Every built-in material, in dropdown order (refractive index, highest first):

Material RI Dispersion Critical angle Specific gravity Mohs hardness
Moissanite 2.650 0.104 22.2° 3.21 9.25
Rutile 2.620 0.280 22.4° 4.25 6–6.5
Diamond 2.417 0.044 24.4° 3.52 10
Cubic Zirconia 2.160 0.060 27.6° 5.80 8.5
Zircon 1.930 0.039 31.2° 4.68 7.5
Garnet (Demantoid) 1.880 0.057 32.1° 3.84 6.5–7
YAG (Yb:YAG) 1.833 0.028 33.1° 4.56 8.25
Garnet (Almandine, Spessartine) 1.790 0.025 34.0° 4.10 7–7.5
Corundum (Ruby, Sapphire) 1.768 0.018 34.4° 4.00 9
Garnet (Rhodolite) 1.760 0.026 34.6° 3.84 7–7.5
Chrysoberyl (Alexandrite) — pleochroic 1.746 0.015 34.9° 3.73 8.5
Garnet (Tsavorite, Hessonite) 1.745 0.027 35.0° 3.63 7–7.5
Spinel 1.720 0.020 35.5° 3.60 7.5–8
Tanzanite 1.690 0.030 36.3° 3.35 6.5–7
Peridot 1.654 0.020 37.2° 3.34 6.5–7
Tourmaline 1.640 0.017 37.6° 3.06 7–7.5
Topaz 1.620 0.014 38.1° 3.53 8
Beryl (Emerald, Aquamarine) 1.580 0.014 39.3° 2.70 7.5–8
Quartz (Amethyst, Citrine) 1.550 0.013 40.2° 2.65 7
Glass 1.520 0.010 41.1° 2.50 5.5
Opal 1.450 0.000 43.6° 2.10 5.5–6.5
Fluorite 1.434 0.007 44.2° 3.18 4

Note

Mohs hardness is informational only — it doesn't feed the renderer or the report. It's there to help you judge whether a cutting plan is realistic for the actual stone you're working from.

Custom RI

When none of the built-in materials matches the stone you're cutting, choose Custom from the bottom of the Material dropdown and type a refractive index into the Custom RI field that appears in the Material card. Any value from 1.2 to 3.5 is accepted, to three decimal places (for example, 1.540). The dropdown option then reads "Custom (1.540)" and the renderer, stat tiles, and report all use your entered RI.
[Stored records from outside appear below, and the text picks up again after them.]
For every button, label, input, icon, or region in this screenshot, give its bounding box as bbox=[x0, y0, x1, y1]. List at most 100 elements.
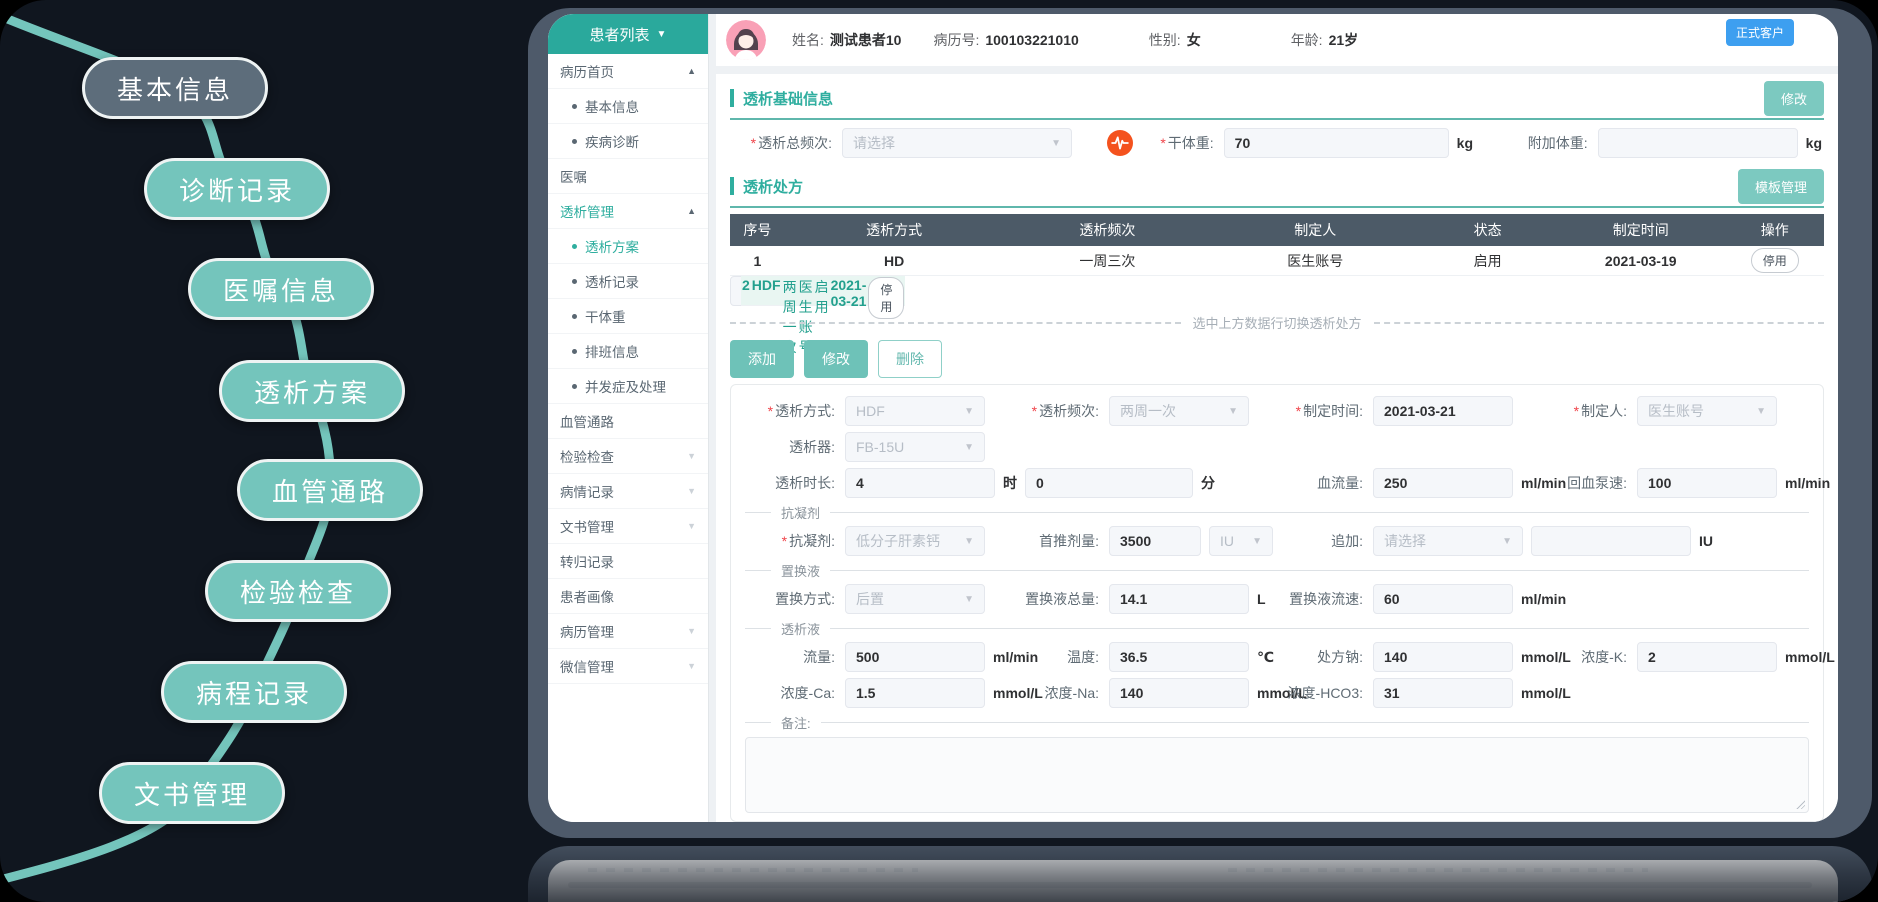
sidebar-item[interactable]: 病历首页▲ bbox=[548, 54, 708, 89]
unit-label: IU bbox=[1699, 533, 1713, 549]
table-row[interactable]: 1HD一周三次医生账号启用2021-03-19停用 bbox=[730, 246, 1824, 276]
dropdown[interactable]: IU▼ bbox=[1209, 526, 1273, 556]
dropdown-value: 请选择 bbox=[853, 133, 895, 153]
sidebar-item[interactable]: 文书管理▼ bbox=[548, 509, 708, 544]
app-window: 患者列表 ▼ 病历首页▲基本信息疾病诊断医嘱透析管理▲透析方案透析记录干体重排班… bbox=[548, 14, 1838, 822]
field-label: 血流量: bbox=[1273, 473, 1373, 493]
dropdown[interactable]: 请选择▼ bbox=[1373, 526, 1523, 556]
form-field: 浓度-Ca:1.5mmol/L bbox=[745, 678, 1009, 708]
form-field: 置换方式:后置▼ bbox=[745, 584, 1009, 614]
sidebar-item[interactable]: 医嘱 bbox=[548, 159, 708, 194]
text-input[interactable]: 2021-03-21 bbox=[1373, 396, 1513, 426]
patient-field-value: 女 bbox=[1187, 30, 1201, 50]
table-cell: 1 bbox=[730, 246, 785, 276]
section-title: 透析处方 bbox=[743, 176, 1738, 197]
sidebar-item[interactable]: 检验检查▼ bbox=[548, 439, 708, 474]
sidebar-item[interactable]: 微信管理▼ bbox=[548, 649, 708, 684]
sidebar-item[interactable]: 患者画像 bbox=[548, 579, 708, 614]
text-input[interactable]: 0 bbox=[1025, 468, 1193, 498]
form-section-divider: 抗凝剂 bbox=[745, 501, 1809, 523]
sidebar-item[interactable]: 透析管理▲ bbox=[548, 194, 708, 229]
sidebar-item[interactable]: 透析记录 bbox=[548, 264, 708, 299]
dropdown[interactable]: 低分子肝素钙▼ bbox=[845, 526, 985, 556]
text-input[interactable]: 2 bbox=[1637, 642, 1777, 672]
dropdown[interactable]: HDF▼ bbox=[845, 396, 985, 426]
remark-textarea[interactable] bbox=[745, 737, 1809, 813]
stage-background: 基本信息诊断记录医嘱信息透析方案血管通路检验检查病程记录文书管理 患者列表 ▼ … bbox=[0, 0, 1878, 902]
patient-list-header[interactable]: 患者列表 ▼ bbox=[548, 14, 708, 54]
table-row[interactable]: 2HDF两周一次医生账号启用2021-03-21停用 bbox=[730, 276, 785, 306]
sidebar-item[interactable]: 疾病诊断 bbox=[548, 124, 708, 159]
text-input[interactable]: 250 bbox=[1373, 468, 1513, 498]
hint-text: 选中上方数据行切换透析处方 bbox=[1193, 313, 1362, 332]
deactivate-button[interactable]: 停用 bbox=[1751, 248, 1799, 273]
sidebar-item[interactable]: 病历管理▼ bbox=[548, 614, 708, 649]
field-label: 浓度-Na: bbox=[1009, 683, 1109, 703]
form-row: 透析时长:4时0分血流量:250ml/min回血泵速:100ml/min bbox=[745, 465, 1809, 501]
text-input[interactable]: 31 bbox=[1373, 678, 1513, 708]
text-input[interactable]: 70 bbox=[1224, 128, 1449, 158]
dropdown[interactable]: 两周一次▼ bbox=[1109, 396, 1249, 426]
sidebar-item[interactable]: 病情记录▼ bbox=[548, 474, 708, 509]
unit-label: 分 bbox=[1201, 473, 1215, 493]
caret-down-icon: ▼ bbox=[1502, 536, 1512, 547]
text-input[interactable] bbox=[1598, 128, 1798, 158]
field-label: *制定时间: bbox=[1273, 401, 1373, 421]
text-input[interactable]: 3500 bbox=[1109, 526, 1201, 556]
sidebar-item[interactable]: 干体重 bbox=[548, 299, 708, 334]
sidebar-item[interactable]: 排班信息 bbox=[548, 334, 708, 369]
form-field: *透析总频次:请选择▼ bbox=[732, 128, 1072, 158]
sidebar-item[interactable]: 血管通路 bbox=[548, 404, 708, 439]
text-input[interactable]: 500 bbox=[845, 642, 985, 672]
patient-field: 姓名:测试患者10 bbox=[792, 30, 901, 50]
field-controls: 后置▼ bbox=[845, 584, 985, 614]
sidebar-item-label: 患者画像 bbox=[560, 586, 696, 606]
form-section-label: 透析液 bbox=[781, 619, 820, 638]
form-section-label: 置换液 bbox=[781, 561, 820, 580]
modify-button[interactable]: 修改 bbox=[1764, 81, 1824, 116]
text-input[interactable] bbox=[1531, 526, 1691, 556]
sidebar: 患者列表 ▼ 病历首页▲基本信息疾病诊断医嘱透析管理▲透析方案透析记录干体重排班… bbox=[548, 14, 709, 822]
sidebar-item-label: 疾病诊断 bbox=[585, 131, 696, 151]
dropdown[interactable]: 医生账号▼ bbox=[1637, 396, 1777, 426]
flow-node-2: 诊断记录 bbox=[144, 158, 330, 220]
chevron-down-icon: ▼ bbox=[687, 486, 696, 496]
sidebar-item[interactable]: 并发症及处理 bbox=[548, 369, 708, 404]
table-header-cell: 制定人 bbox=[1211, 214, 1419, 246]
delete-button[interactable]: 删除 bbox=[878, 340, 942, 378]
field-label: 回血泵速: bbox=[1537, 473, 1637, 493]
caret-down-icon: ▼ bbox=[964, 406, 974, 417]
text-input[interactable]: 14.1 bbox=[1109, 584, 1249, 614]
sidebar-item[interactable]: 转归记录 bbox=[548, 544, 708, 579]
text-input[interactable]: 60 bbox=[1373, 584, 1513, 614]
edit-button[interactable]: 修改 bbox=[804, 340, 868, 378]
field-label: 追加: bbox=[1273, 531, 1373, 551]
sidebar-item[interactable]: 透析方案 bbox=[548, 229, 708, 264]
status-badge[interactable]: 正式客户 bbox=[1726, 19, 1794, 46]
sidebar-item[interactable]: 基本信息 bbox=[548, 89, 708, 124]
template-manage-button[interactable]: 模板管理 bbox=[1738, 169, 1824, 204]
field-controls: 4时0分 bbox=[845, 468, 1215, 498]
form-field: *制定人:医生账号▼ bbox=[1537, 396, 1801, 426]
text-input[interactable]: 140 bbox=[1109, 678, 1249, 708]
text-input[interactable]: 100 bbox=[1637, 468, 1777, 498]
deactivate-button[interactable]: 停用 bbox=[868, 277, 904, 319]
patient-field-label: 姓名: bbox=[792, 30, 824, 50]
form-row: 透析器:FB-15U▼ bbox=[745, 429, 1809, 465]
text-input[interactable]: 36.5 bbox=[1109, 642, 1249, 672]
sidebar-menu: 病历首页▲基本信息疾病诊断医嘱透析管理▲透析方案透析记录干体重排班信息并发症及处… bbox=[548, 54, 708, 684]
field-label: *制定人: bbox=[1537, 401, 1637, 421]
add-button[interactable]: 添加 bbox=[730, 340, 794, 378]
app-frame: 患者列表 ▼ 病历首页▲基本信息疾病诊断医嘱透析管理▲透析方案透析记录干体重排班… bbox=[528, 8, 1872, 838]
divider-line bbox=[745, 570, 771, 571]
dropdown[interactable]: 请选择▼ bbox=[842, 128, 1072, 158]
dropdown[interactable]: 后置▼ bbox=[845, 584, 985, 614]
dropdown[interactable]: FB-15U▼ bbox=[845, 432, 985, 462]
field-label: 置换方式: bbox=[745, 589, 845, 609]
text-input[interactable]: 140 bbox=[1373, 642, 1513, 672]
text-input[interactable]: 1.5 bbox=[845, 678, 985, 708]
table-header-cell: 状态 bbox=[1419, 214, 1556, 246]
text-input[interactable]: 4 bbox=[845, 468, 995, 498]
dashed-line bbox=[1374, 322, 1825, 324]
form-section-divider: 透析液 bbox=[745, 617, 1809, 639]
Custom RI sets the refractive index only — the other optical properties fall back to a nearby built-in material's values, so a custom stone still fires and refracts realistically. Custom RI is available on Starter and higher, alongside the full material list.
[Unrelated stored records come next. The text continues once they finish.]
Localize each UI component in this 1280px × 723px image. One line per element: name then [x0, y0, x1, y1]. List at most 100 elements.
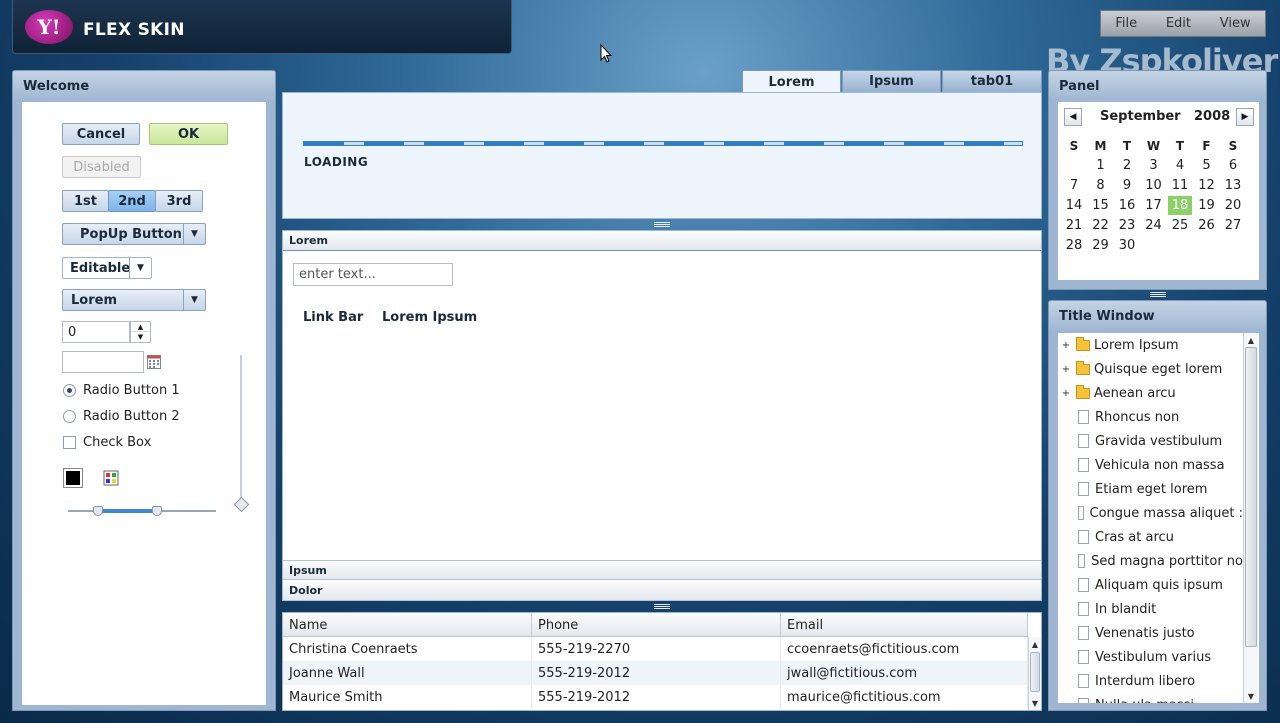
chevron-down-icon[interactable]: ▼ — [183, 290, 205, 310]
column-header-name[interactable]: Name — [283, 613, 532, 637]
tab-tab01[interactable]: tab01 — [942, 70, 1042, 92]
tree-folder-item[interactable]: + Quisque eget lorem — [1058, 357, 1243, 381]
slider-thumb-right[interactable] — [151, 506, 162, 516]
accordion-header-ipsum[interactable]: Ipsum — [283, 560, 1041, 580]
calendar-day[interactable]: 14 — [1062, 196, 1086, 215]
tree-leaf-item[interactable]: Aliquam quis ipsum — [1058, 573, 1243, 597]
numeric-stepper-arrows[interactable]: ▲ ▼ — [130, 321, 151, 343]
check-box[interactable] — [63, 436, 76, 449]
menu-file[interactable]: File — [1115, 16, 1137, 31]
calendar-day[interactable]: 4 — [1168, 156, 1192, 175]
divider-grip-bottom[interactable] — [282, 601, 1042, 611]
calendar-day[interactable]: 26 — [1195, 216, 1219, 235]
accordion-header-dolor[interactable]: Dolor — [283, 581, 1041, 601]
scroll-thumb[interactable] — [1245, 347, 1257, 647]
tree-scrollbar[interactable]: ▲ ▼ — [1243, 333, 1258, 703]
cancel-button[interactable]: Cancel — [62, 123, 140, 145]
toggle-2nd-button[interactable]: 2nd — [108, 190, 156, 212]
divider-grip-top[interactable] — [282, 219, 1042, 229]
column-header-phone[interactable]: Phone — [532, 613, 781, 637]
color-picker[interactable] — [63, 468, 83, 488]
calendar-day[interactable]: 10 — [1142, 176, 1166, 195]
column-header-email[interactable]: Email — [781, 613, 1028, 637]
calendar-day[interactable]: 24 — [1142, 216, 1166, 235]
expand-icon[interactable]: + — [1060, 388, 1072, 399]
vertical-slider-thumb[interactable] — [233, 496, 250, 513]
calendar-day[interactable]: 11 — [1168, 176, 1192, 195]
editable-combobox[interactable]: Editable ▼ — [62, 257, 152, 279]
table-row[interactable]: Christina Coenraets 555-219-2270 ccoenra… — [283, 637, 1028, 661]
text-input[interactable]: enter text... — [293, 263, 453, 286]
slider-thumb-left[interactable] — [92, 506, 103, 516]
tree-leaf-item[interactable]: Nulla ula massi — [1058, 693, 1243, 703]
calendar-day[interactable]: 29 — [1089, 236, 1113, 255]
tab-lorem[interactable]: Lorem — [742, 70, 841, 93]
calendar-day[interactable]: 3 — [1142, 156, 1166, 175]
chevron-down-icon[interactable]: ▼ — [129, 258, 151, 278]
calendar-day[interactable]: 22 — [1089, 216, 1113, 235]
radio-button-2[interactable] — [63, 410, 76, 423]
tree-folder-item[interactable]: + Aenean arcu — [1058, 381, 1243, 405]
divider-grip-right[interactable] — [1048, 289, 1267, 299]
calendar-day[interactable]: 5 — [1195, 156, 1219, 175]
calendar-day[interactable]: 7 — [1062, 176, 1086, 195]
tree-leaf-item[interactable]: Gravida vestibulum — [1058, 429, 1243, 453]
next-month-icon[interactable]: ▶ — [1236, 108, 1254, 126]
calendar-day-selected[interactable]: 18 — [1168, 196, 1192, 215]
calendar-day[interactable]: 21 — [1062, 216, 1086, 235]
menu-view[interactable]: View — [1220, 16, 1251, 31]
link-bar-item[interactable]: Link Bar — [303, 310, 363, 325]
editable-combobox-value[interactable]: Editable — [70, 261, 130, 276]
expand-icon[interactable]: + — [1060, 340, 1072, 351]
calendar-day[interactable]: 15 — [1089, 196, 1113, 215]
calendar-day[interactable]: 1 — [1089, 156, 1113, 175]
tree-leaf-item[interactable]: Congue massa aliquet : — [1058, 501, 1243, 525]
tree-leaf-item[interactable]: Rhoncus non — [1058, 405, 1243, 429]
calendar-day[interactable]: 16 — [1115, 196, 1139, 215]
calendar-day[interactable]: 25 — [1168, 216, 1192, 235]
scroll-thumb[interactable] — [1030, 652, 1040, 692]
scroll-up-icon[interactable]: ▲ — [1029, 637, 1041, 651]
calendar-day[interactable]: 9 — [1115, 176, 1139, 195]
tree-leaf-item[interactable]: In blandit — [1058, 597, 1243, 621]
calendar-day[interactable]: 28 — [1062, 236, 1086, 255]
tree-leaf-item[interactable]: Interdum libero — [1058, 669, 1243, 693]
tree-leaf-item[interactable]: Venenatis justo — [1058, 621, 1243, 645]
calendar-day[interactable]: 19 — [1195, 196, 1219, 215]
accordion-header-lorem[interactable]: Lorem — [283, 231, 1041, 251]
stepper-up-icon[interactable]: ▲ — [131, 322, 150, 332]
calendar-day[interactable]: 12 — [1195, 176, 1219, 195]
scroll-down-icon[interactable]: ▼ — [1244, 689, 1258, 703]
calendar-day[interactable]: 6 — [1221, 156, 1245, 175]
calendar-day[interactable]: 20 — [1221, 196, 1245, 215]
stepper-down-icon[interactable]: ▼ — [131, 332, 150, 342]
calendar-day[interactable]: 17 — [1142, 196, 1166, 215]
calendar-day[interactable]: 13 — [1221, 176, 1245, 195]
prev-month-icon[interactable]: ◀ — [1064, 108, 1082, 126]
date-field-input[interactable] — [62, 351, 144, 373]
radio-button-1[interactable] — [63, 384, 76, 397]
calendar-day[interactable]: 8 — [1089, 176, 1113, 195]
expand-icon[interactable]: + — [1060, 364, 1072, 375]
popup-button[interactable]: PopUp Button ▼ — [62, 223, 206, 245]
calendar-day[interactable]: 27 — [1221, 216, 1245, 235]
grid-scrollbar[interactable]: ▲ ▼ — [1028, 637, 1041, 710]
table-row[interactable]: Joanne Wall 555-219-2012 jwall@fictitiou… — [283, 661, 1028, 685]
link-lorem-ipsum[interactable]: Lorem Ipsum — [382, 310, 477, 325]
toggle-3rd-button[interactable]: 3rd — [155, 190, 203, 212]
tree-leaf-item[interactable]: Vehicula non massa — [1058, 453, 1243, 477]
ok-button[interactable]: OK — [149, 123, 228, 145]
menu-edit[interactable]: Edit — [1166, 16, 1191, 31]
calendar-icon[interactable] — [147, 355, 161, 369]
calendar-day[interactable]: 30 — [1115, 236, 1139, 255]
horizontal-slider[interactable] — [68, 506, 216, 516]
palette-icon[interactable] — [103, 470, 119, 486]
tree-folder-item[interactable]: + Lorem Ipsum — [1058, 333, 1243, 357]
tree-leaf-item[interactable]: Etiam eget lorem — [1058, 477, 1243, 501]
tree-leaf-item[interactable]: Vestibulum varius — [1058, 645, 1243, 669]
tab-ipsum[interactable]: Ipsum — [842, 70, 941, 92]
table-row[interactable]: Maurice Smith 555-219-2012 maurice@ficti… — [283, 685, 1028, 709]
toggle-1st-button[interactable]: 1st — [62, 190, 109, 212]
chevron-down-icon[interactable]: ▼ — [183, 224, 205, 244]
combobox[interactable]: Lorem ▼ — [62, 289, 206, 311]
Importing a design with a non-standard material

.gcs/.asc/.gem files carry their own refractive index rather than a material name. If that RI doesn't land exactly on one of the table above, GemDiagram keeps the imported value as a Custom RI and snaps the dropdown to the closest built-in material by refractive index for its remaining optical data — so the stat tiles and report still have a material to read from, and the exact imported RI isn't lost. A brand-new design with no RI at all defaults to Corundum (Ruby, Sapphire).

Tip

If an imported stone renders with the wrong dispersion or critical angle, check which material the dropdown landed on after import — the snap is nearest-RI, not name-based, so an unusual RI can land on a material you didn't expect.